Leptobrachella applebyi
- Conservation status: Endangered (IUCN 3.1)

Scientific classification
- Kingdom: Animalia
- Phylum: Chordata
- Class: Amphibia
- Order: Anura
- Family: Megophryidae
- Genus: Leptobrachella
- Species: L. applebyi
- Binomial name: Leptobrachella applebyi (Rowley and Cao, 2009)
- Synonyms: Leptolalax applebyi Rowley and Cao, 2009;

= Leptobrachella applebyi =

- Authority: (Rowley and Cao, 2009)
- Conservation status: EN
- Synonyms: Leptolalax applebyi Rowley and Cao, 2009

Species of amphibian

Leptobrachella applebyi, commonly called Appleby's leaf-litter toad, is a species of frog in the family Megophryidae.
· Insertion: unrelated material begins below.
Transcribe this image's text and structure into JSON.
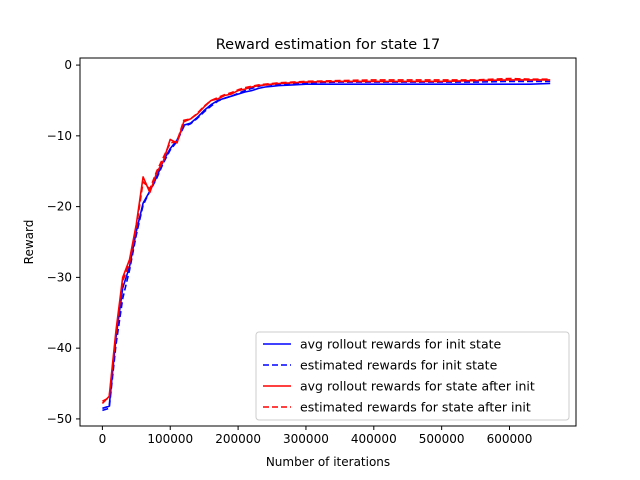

It is endemic to Vietnam where it is only known from near its type locality, Song Thanh Nature Reserve, Phước Sơn District in Quảng Nam Province of central Vietnam.

Leptobrachella applebyi is a montane species found near streams. It is a small species even among generally small Leptobrachella: five adult males were recorded to measure 20–21 mm in snout-vent length and a single female 22 mm SVL.